Finding a balance between auto and community needs FTC

July 12, 1998|By Elise Armacost

AMERICANS are trying to build better, more livable communities, but we are caught in a stubborn gridlock.

After four decades of following the recipe for suburbia, we are rediscovering the virtues of the traditional Main Street. We like the idea of communities with personality, where it's pleasant and safe to stroll down the sidewalk to this store or that restaurant, the way our parents and grandparents did.

Slaves to the auto

But this is not 1910. We are a nation of drivers, a people in a hurry. Drive-through pharmacies and multipurpose gas stations are the latest thing. "People want to pull in and pull out as fast as they can," says Raymond Heil, manager of Baltimore County's program to revive and rebuild decaying streetscapes.

And so, we're stuck trying to reconcile appealing elements of traditional community design with an automobile-oriented society. Consider:

Taxpayers are spending $25 million in state and local money on the Baltimore County streetscape program; other local jurisdictions are investing in streetscape revitalizations, too. In downtown Reisterstown, $1.7 million has bought brick sidewalks, street lamps, a freshly paved Main Street. It looks so good, the Reisterstown-Owings Mills-Glyndon Chamber of Commerce is confident the new, walkable ambience can spawn an honest-to-goodness downtown business district.

But at the north end of Main Street the integrity of the streetscape project "goes down the tubes," as Sandra C. Smith, executive director of the chamber, puts it. A new commercial center at the intersection of Main Street and Route 140 features the worst ingredients of the suburban recipe:

A huge new Food Lion ridiculously out of context with Main Street, facing away from the street, toward the backs of houses. Of course, it has a huge asphalt parking lot. Soon that intersection -- already busy and complicated with entrances and exits into various businesses -- promises to be dangerous as well as aesthetically deficient. A gas station, car wash and drive-through convenience store will be built there, with another access onto Main Street.

Suburban nightmare

The intersection promises to be a nightmare for motorists. As for pedestrians, it's hard to imagine many walkers attempting the sidewalks.

It wasn't supposed to be this way.
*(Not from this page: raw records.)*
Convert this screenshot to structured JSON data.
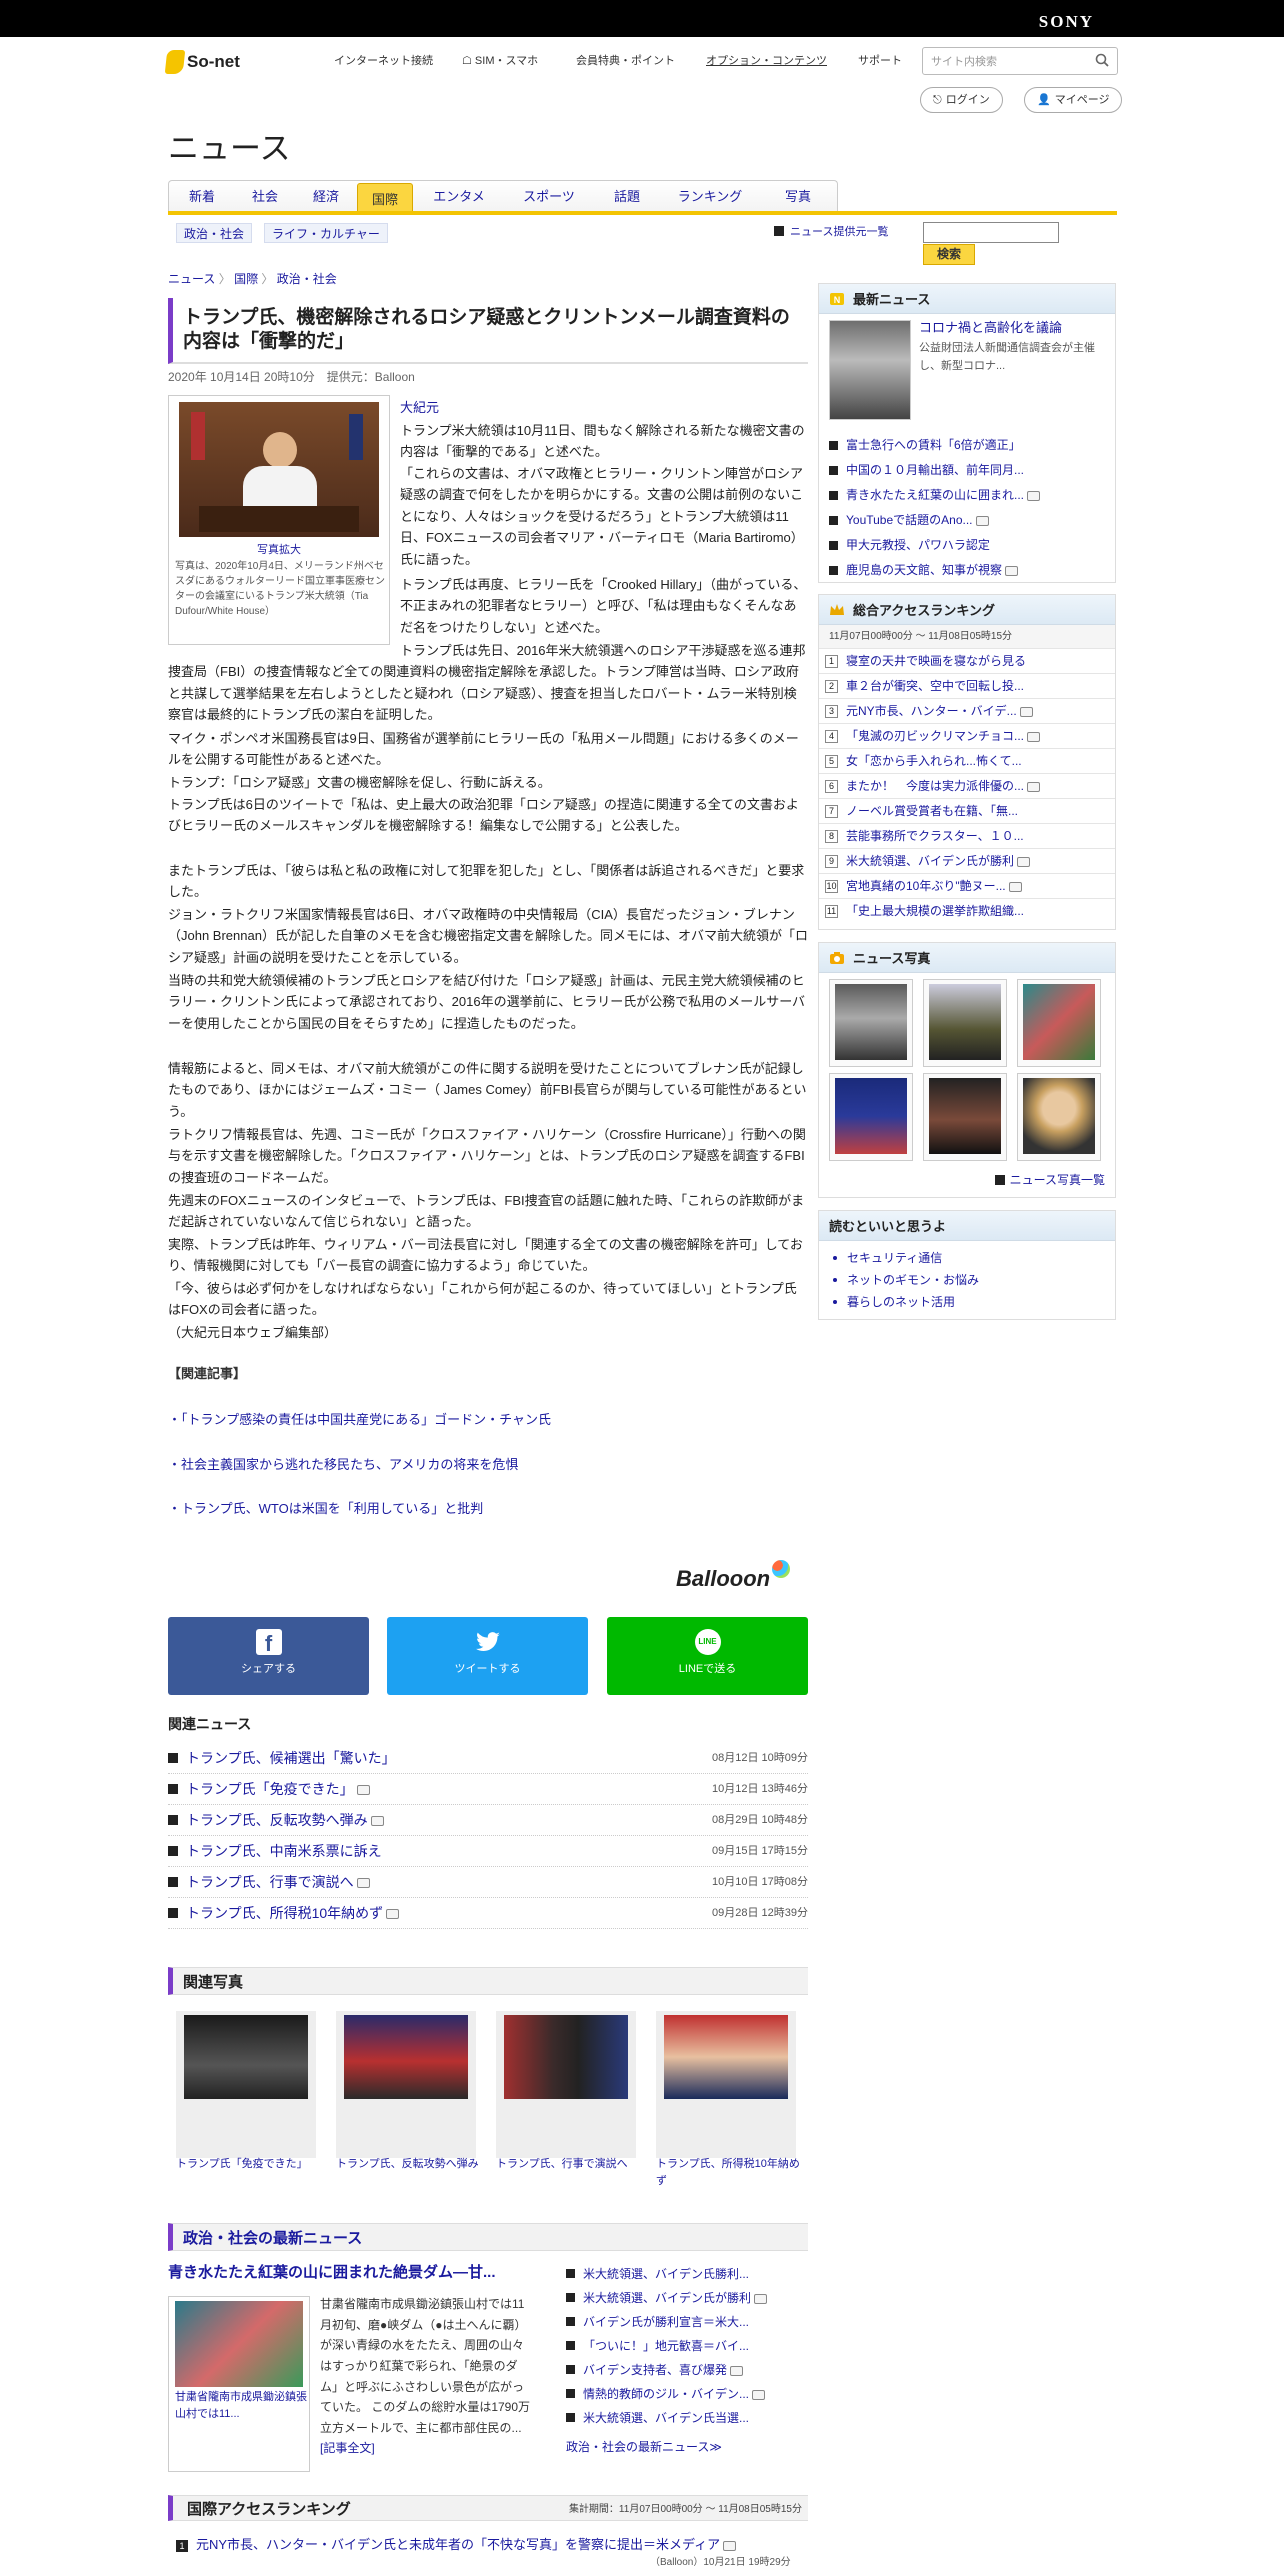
{
  "sony": "SONY",
  "site_name": "So-net",
  "top_nav": [
    "インターネット接続",
    "SIM・スマホ",
    "会員特典・ポイント",
    "オプション・コンテンツ",
    "サポート"
  ],
  "search_placeholder": "サイト内検索",
  "login": "ログイン",
  "mypage": "マイページ",
  "section_title": "ニュース",
  "genre_tabs": [
    "新着",
    "社会",
    "経済",
    "国際",
    "エンタメ",
    "スポーツ",
    "話題",
    "ランキング",
    "写真"
  ],
  "sub_tags": [
    "政治・社会",
    "ライフ・カルチャー"
  ],
  "provider_link": "ニュース提供元一覧",
  "search_button": "検索",
  "breadcrumb": [
    "ニュース",
    "国際",
    "政治・社会"
  ],
  "article": {
    "title": "トランプ氏、機密解除されるロシア疑惑とクリントンメール調査資料の内容は「衝撃的だ」",
    "date": "2020年 10月14日 20時10分",
    "provider": "提供元：Balloon",
    "photo_link": "写真拡大",
    "photo_caption": "写真は、2020年10月4日、メリーランド州ベセスダにあるウォルターリード国立軍事医療センターの会議室にいるトランプ米大統領（Tia Dufour/White House）",
    "source": "大紀元",
    "p1": "トランプ米大統領は10月11日、間もなく解除される新たな機密文書の内容は「衝撃的である」と述べた。",
    "p2": "「これらの文書は、オバマ政権とヒラリー・クリントン陣営がロシア疑惑の調査で何をしたかを明らかにする。文書の公開は前例のないことになり、人々はショックを受けるだろう」とトランプ大統領は11日、FOXニュースの司会者マリア・バーティロモ（Maria Bartiromo）氏に語った。",
    "p3": "トランプ氏は再度、ヒラリー氏を「Crooked Hillary」（曲がっている、不正まみれの犯罪者なヒラリー）と呼び、「私は理由もなくそんなあだ名をつけたりしない」と述べた。",
    "p4": "トランプ氏は先日、2016年米大統領選へのロシア干渉疑惑を巡る連邦捜査局（FBI）の捜査情報など全ての関連資料の機密指定解除を承認した。トランプ陣営は当時、ロシア政府と共謀して選挙結果を左右しようとしたと疑われ（ロシア疑惑）、捜査を担当したロバート・ムラー米特別検察官は最終的にトランプ氏の潔白を証明した。",
    "p5": "マイク・ポンペオ米国務長官は9日、国務省が選挙前にヒラリー氏の「私用メール問題」における多くのメールを公開する可能性があると述べた。",
    "p6": "トランプ：「ロシア疑惑」文書の機密解除を促し、行動に訴える。",
    "p7": "トランプ氏は6日のツイートで「私は、史上最大の政治犯罪「ロシア疑惑」の捏造に関連する全ての文書およびヒラリー氏のメールスキャンダルを機密解除する！編集なしで公開する」と公表した。",
    "p8": "またトランプ氏は、「彼らは私と私の政権に対して犯罪を犯した」とし、「関係者は訴追されるべきだ」と要求した。",
    "p9": "ジョン・ラトクリフ米国家情報長官は6日、オバマ政権時の中央情報局（CIA）長官だったジョン・ブレナン（John Brennan）氏が記した自筆のメモを含む機密指定文書を解除した。同メモには、オバマ前大統領が「ロシア疑惑」計画の説明を受けたことを示している。",
    "p10": "当時の共和党大統領候補のトランプ氏とロシアを結び付けた「ロシア疑惑」計画は、元民主党大統領候補のヒラリー・クリントン氏によって承認されており、2016年の選挙前に、ヒラリー氏が公務で私用のメールサーバーを使用したことから国民の目をそらすため」に捏造したものだった。",
    "p11": "情報筋によると、同メモは、オバマ前大統領がこの件に関する説明を受けたことについてブレナン氏が記録したものであり、ほかにはジェームズ・コミー（ James Comey）前FBI長官らが関与している可能性があるという。",
    "p12": "ラトクリフ情報長官は、先週、コミー氏が「クロスファイア・ハリケーン（Crossfire Hurricane）」行動への関与を示す文書を機密解除した。「クロスファイア・ハリケーン」とは、トランプ氏のロシア疑惑を調査するFBIの捜査班のコードネームだ。",
    "p13": "先週末のFOXニュースのインタビューで、トランプ氏は、FBI捜査官の話題に触れた時、「これらの詐欺師がまだ起訴されていないなんて信じられない」と語った。",
    "p14": "実際、トランプ氏は昨年、ウィリアム・バー司法長官に対し「関連する全ての文書の機密解除を許可」しており、情報機関に対しても「バー長官の調査に協力するよう」命じていた。",
    "p15": "「今、彼らは必ず何かをしなければならない」「これから何が起こるのか、待っていてほしい」とトランプ氏はFOXの司会者に語った。",
    "p16": "（大紀元日本ウェブ編集部）",
    "related_heading": "【関連記事】",
    "related": [
      "・「トランプ感染の責任は中国共産党にある」ゴードン・チャン氏",
      "・社会主義国家から逃れた移民たち、アメリカの将来を危惧",
      "・トランプ氏、WTOは米国を「利用している」と批判"
    ]
  },
  "balloon_logo": "Ballooon",
  "share": {
    "facebook": "シェアする",
    "twitter": "ツイートする",
    "line": "LINEで送る",
    "line_glyph": "LINE"
  },
  "related_news_heading": "関連ニュース",
  "related_news": [
    {
      "title": "トランプ氏、候補選出「驚いた」",
      "date": "08月12日 10時09分"
    },
    {
      "title": "トランプ氏「免疫できた」",
      "date": "10月12日 13時46分"
    },
    {
      "title": "トランプ氏、反転攻勢へ弾み",
      "date": "08月29日 10時48分"
    },
    {
      "title": "トランプ氏、中南米系票に訴え",
      "date": "09月15日 17時15分"
    },
    {
      "title": "トランプ氏、行事で演説へ",
      "date": "10月10日 17時08分"
    },
    {
      "title": "トランプ氏、所得税10年納めず",
      "date": "09月28日 12時39分"
    }
  ],
  "related_photos_heading": "関連写真",
  "related_photos": [
    "トランプ氏「免疫できた」",
    "トランプ氏、反転攻勢へ弾み",
    "トランプ氏、行事で演説へ",
    "トランプ氏、所得税10年納めず"
  ],
  "latest_section_heading": "政治・社会の最新ニュース",
  "latest_featured": {
    "title": "青き水たたえ紅葉の山に囲まれた絶景ダム―甘...",
    "caption": "甘粛省隴南市成県鋤泌鎮張山村では11...",
    "text": "甘粛省隴南市成県鋤泌鎮張山村では11月初旬、磨●峡ダム（●は土へんに覇）が深い青緑の水をたたえ、周囲の山々はすっかり紅葉で彩られ、「絶景のダム」と呼ぶにふさわしい景色が広がっていた。 このダムの総貯水量は1790万立方メートルで、主に都市部住民の...",
    "more": "[記事全文]"
  },
  "latest_list": [
    "米大統領選、バイデン氏勝利...",
    "米大統領選、バイデン氏が勝利",
    "バイデン氏が勝利宣言＝米大...",
    "「ついに！」地元歓喜＝バイ...",
    "バイデン支持者、喜び爆発",
    "情熱的教師のジル・バイデン...",
    "米大統領選、バイデン氏当選..."
  ],
  "latest_more": "政治・社会の最新ニュース≫",
  "intl_ranking_heading": "国際アクセスランキング",
  "intl_ranking_period": "集計期間：11月07日00時00分 ～ 11月08日05時15分",
  "intl_rank1": "元NY市長、ハンター・バイデン氏と未成年者の「不快な写真」を警察に提出＝米メディア",
  "intl_rank1_meta": "（Balloon）10月21日 19時29分",
  "sidebar": {
    "latest_heading": "最新ニュース",
    "latest_top_title": "コロナ禍と高齢化を議論",
    "latest_top_desc": "公益財団法人新聞通信調査会が主催し、新型コロナ...",
    "latest_items": [
      "富士急行への賃料「6倍が適正」",
      "中国の１０月輸出額、前年同月...",
      "青き水たたえ紅葉の山に囲まれ...",
      "YouTubeで話題のAno...",
      "甲大元教授、パワハラ認定",
      "鹿児島の天文館、知事が視察"
    ],
    "ranking_heading": "総合アクセスランキング",
    "ranking_period": "11月07日00時00分 ～ 11月08日05時15分",
    "ranking": [
      "寝室の天井で映画を寝ながら見る",
      "車２台が衝突、空中で回転し投...",
      "元NY市長、ハンター・バイデ...",
      "「鬼滅の刃ビックリマンチョコ...",
      "女「恋から手入れられ...怖くて...",
      "またか！　今度は実力派俳優の...",
      "ノーベル賞受賞者も在籍、「無...",
      "芸能事務所でクラスター、１０...",
      "米大統領選、バイデン氏が勝利",
      "宮地真緒の10年ぶり\"艶ヌー...",
      "「史上最大規模の選挙詐欺組織..."
    ],
    "photos_heading": "ニュース写真",
    "photos_more": "ニュース写真一覧",
    "recommend_heading": "読むといいと思うよ",
    "recommend": [
      "セキュリティ通信",
      "ネットのギモン・お悩み",
      "暮らしのネット活用"
    ]
  }
}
The original plan called for a pedestrian-friendly village-type development, with two points of automobile access for the entire commercial parcel. But the plans changed as individual businesses, presuming motorists want to get in and out as quickly as possible, each demanded more exits.
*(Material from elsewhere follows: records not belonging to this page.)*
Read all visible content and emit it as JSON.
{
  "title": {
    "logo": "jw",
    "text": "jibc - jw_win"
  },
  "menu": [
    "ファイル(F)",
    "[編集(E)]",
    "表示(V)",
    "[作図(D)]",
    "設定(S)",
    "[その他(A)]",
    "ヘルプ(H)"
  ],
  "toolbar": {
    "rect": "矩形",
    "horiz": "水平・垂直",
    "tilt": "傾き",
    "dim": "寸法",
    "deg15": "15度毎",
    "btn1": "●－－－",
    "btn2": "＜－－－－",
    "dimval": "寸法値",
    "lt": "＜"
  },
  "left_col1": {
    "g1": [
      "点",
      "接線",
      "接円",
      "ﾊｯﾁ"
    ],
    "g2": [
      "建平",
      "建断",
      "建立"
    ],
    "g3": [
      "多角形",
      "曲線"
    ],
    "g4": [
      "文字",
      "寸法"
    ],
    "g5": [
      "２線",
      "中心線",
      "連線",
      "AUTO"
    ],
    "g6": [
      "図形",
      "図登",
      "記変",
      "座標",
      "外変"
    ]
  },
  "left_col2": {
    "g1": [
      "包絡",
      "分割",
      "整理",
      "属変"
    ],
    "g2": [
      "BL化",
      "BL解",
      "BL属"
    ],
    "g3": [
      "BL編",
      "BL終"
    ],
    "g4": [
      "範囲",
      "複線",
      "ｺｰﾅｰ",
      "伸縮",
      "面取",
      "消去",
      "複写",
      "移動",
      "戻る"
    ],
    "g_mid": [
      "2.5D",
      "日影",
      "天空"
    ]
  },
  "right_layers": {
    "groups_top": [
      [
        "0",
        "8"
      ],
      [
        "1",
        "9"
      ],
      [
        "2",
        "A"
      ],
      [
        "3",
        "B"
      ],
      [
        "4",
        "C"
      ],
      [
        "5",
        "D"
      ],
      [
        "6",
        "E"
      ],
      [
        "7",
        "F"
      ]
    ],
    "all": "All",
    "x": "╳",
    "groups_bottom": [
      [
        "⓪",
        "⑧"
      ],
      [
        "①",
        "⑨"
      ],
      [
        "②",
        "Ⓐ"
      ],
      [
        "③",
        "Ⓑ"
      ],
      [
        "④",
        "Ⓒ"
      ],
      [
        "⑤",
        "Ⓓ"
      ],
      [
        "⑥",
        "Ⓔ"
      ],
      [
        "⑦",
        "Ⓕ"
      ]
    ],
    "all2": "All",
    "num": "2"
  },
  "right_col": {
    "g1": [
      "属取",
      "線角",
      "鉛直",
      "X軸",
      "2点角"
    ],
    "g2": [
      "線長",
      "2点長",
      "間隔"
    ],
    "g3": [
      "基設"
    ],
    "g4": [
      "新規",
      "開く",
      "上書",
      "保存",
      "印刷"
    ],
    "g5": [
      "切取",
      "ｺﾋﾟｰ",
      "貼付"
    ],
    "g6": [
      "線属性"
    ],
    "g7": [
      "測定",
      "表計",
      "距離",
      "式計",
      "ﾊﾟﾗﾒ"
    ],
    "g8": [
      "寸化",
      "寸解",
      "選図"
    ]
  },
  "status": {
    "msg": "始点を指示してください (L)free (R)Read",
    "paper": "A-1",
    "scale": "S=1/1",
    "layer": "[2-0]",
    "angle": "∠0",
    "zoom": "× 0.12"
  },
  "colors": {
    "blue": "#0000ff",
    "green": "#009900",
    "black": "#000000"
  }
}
"Ultimately," sighs Mr. Heil, "we're trained to design sites to accommodate the automobile."

Another streetscape project -- in Essex, along an old section of Eastern Boulevard -- has run up against auto-related concerns, too. The county plans new tree-lined sidewalks -- and elimination of the road shoulder where patrons of nearby businesses now park illegally. At least three pedestrians have been hit there during the past five years.
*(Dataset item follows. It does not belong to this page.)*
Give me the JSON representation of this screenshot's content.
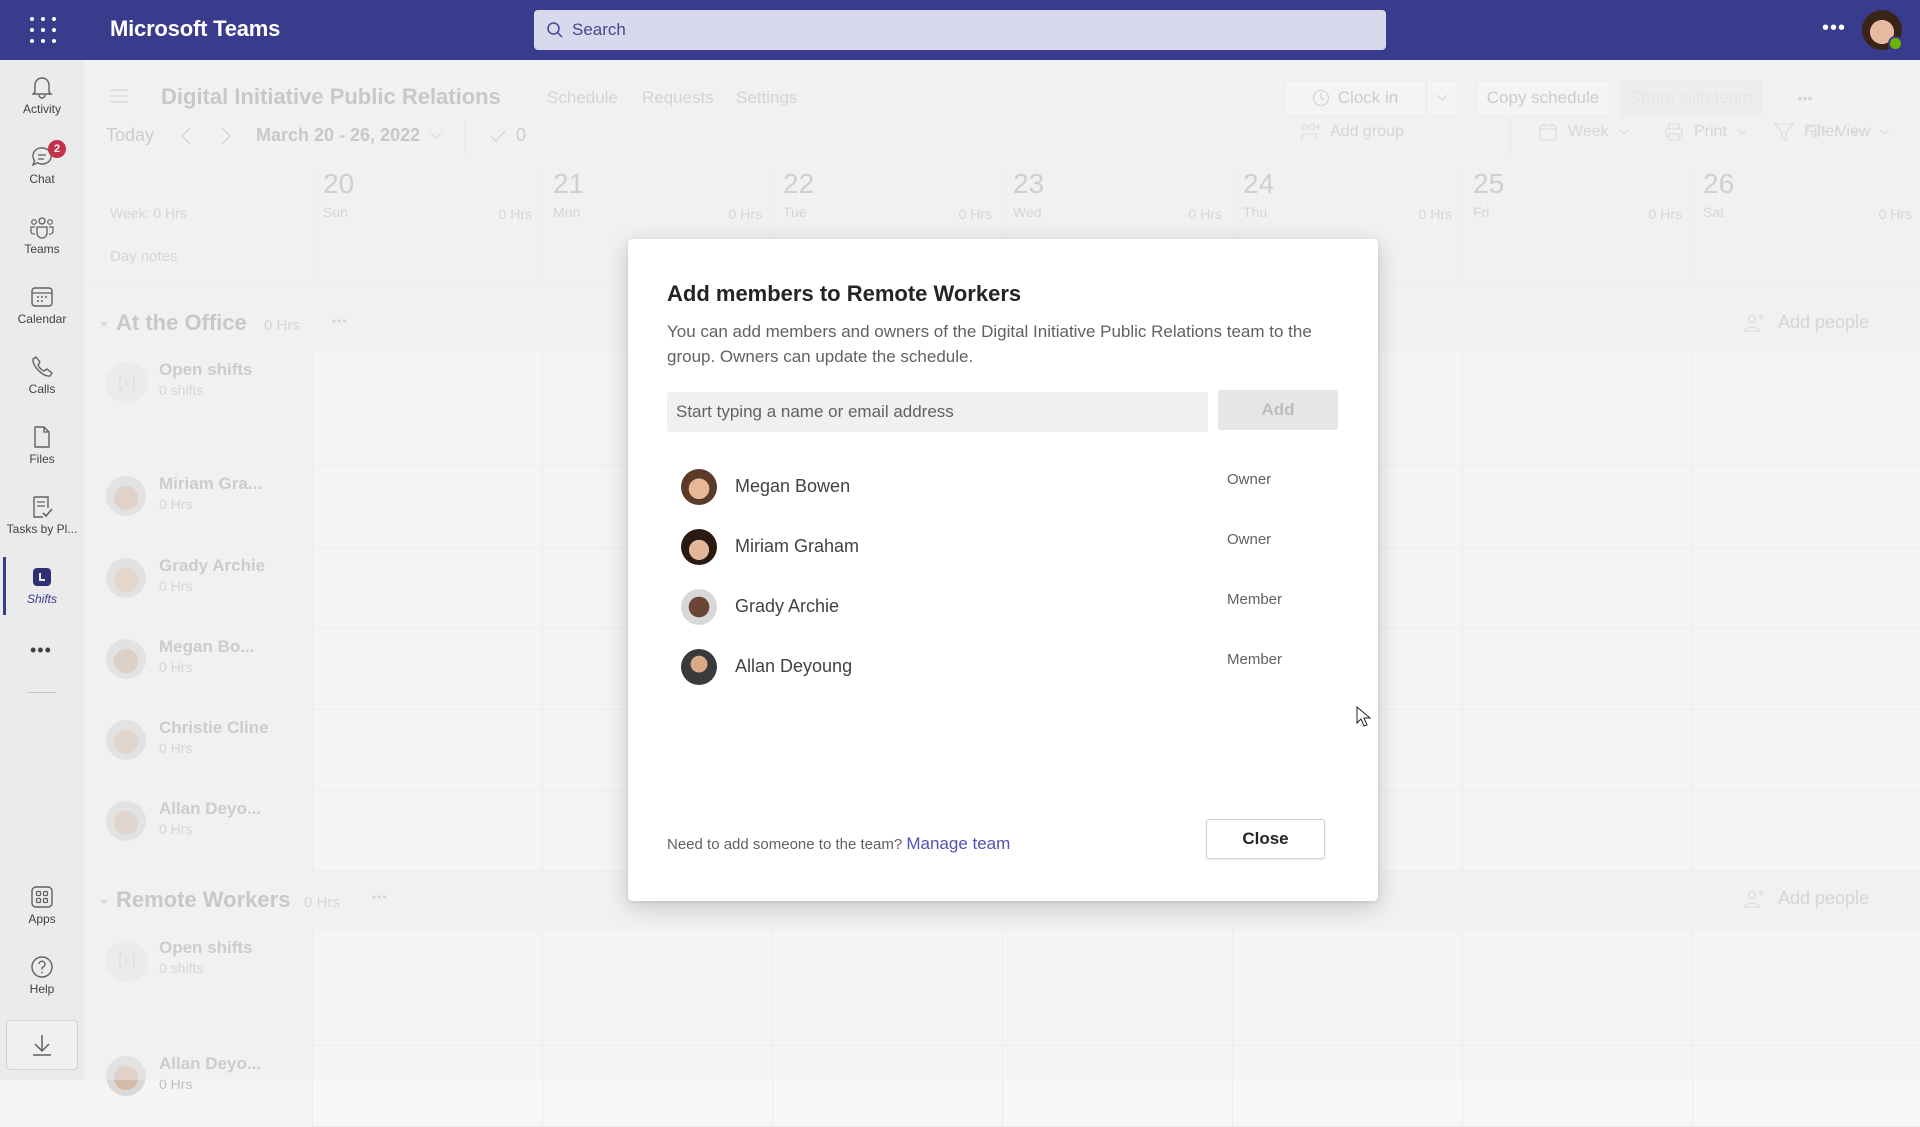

Business owners are fighting the renovation. They fear customers will go elsewhere if they have to walk a block.

It's silly, of course, to think that in this day and age we can avoid some deference to the automobile, even in traditional settings. I live a comfortable walking distance from a small grocery, and there are times when, depending on weather, time constraints and my mood, I drive.

But it is one thing to address motorists' needs and quite another to let our insatiable craving for speed and convenience dictate development and transportation policy and threaten public safety. That is what has happened over the past few decades.

It is good to see local jurisdictions seeking a better balance between the automobile and other community needs. Sidewalks, bike trails, walkways across busy streets and shopping centers, narrower roads, restrictions on direct access to commercial corridors, roundabouts and other devices to slow traffic -- these make neighborhoods suitable for human beings as well as cars.

Changes abound

Such changes may inconvenience us a bit while we're behind the wheel. But before we grouse about that, we should ask whether it's worth sacrificing a lovely community and the well-being of our families and neighbors for the ability to shave a few hundred feet off a trip to the gas station.

Elise Armacost writes editorials for The Sun.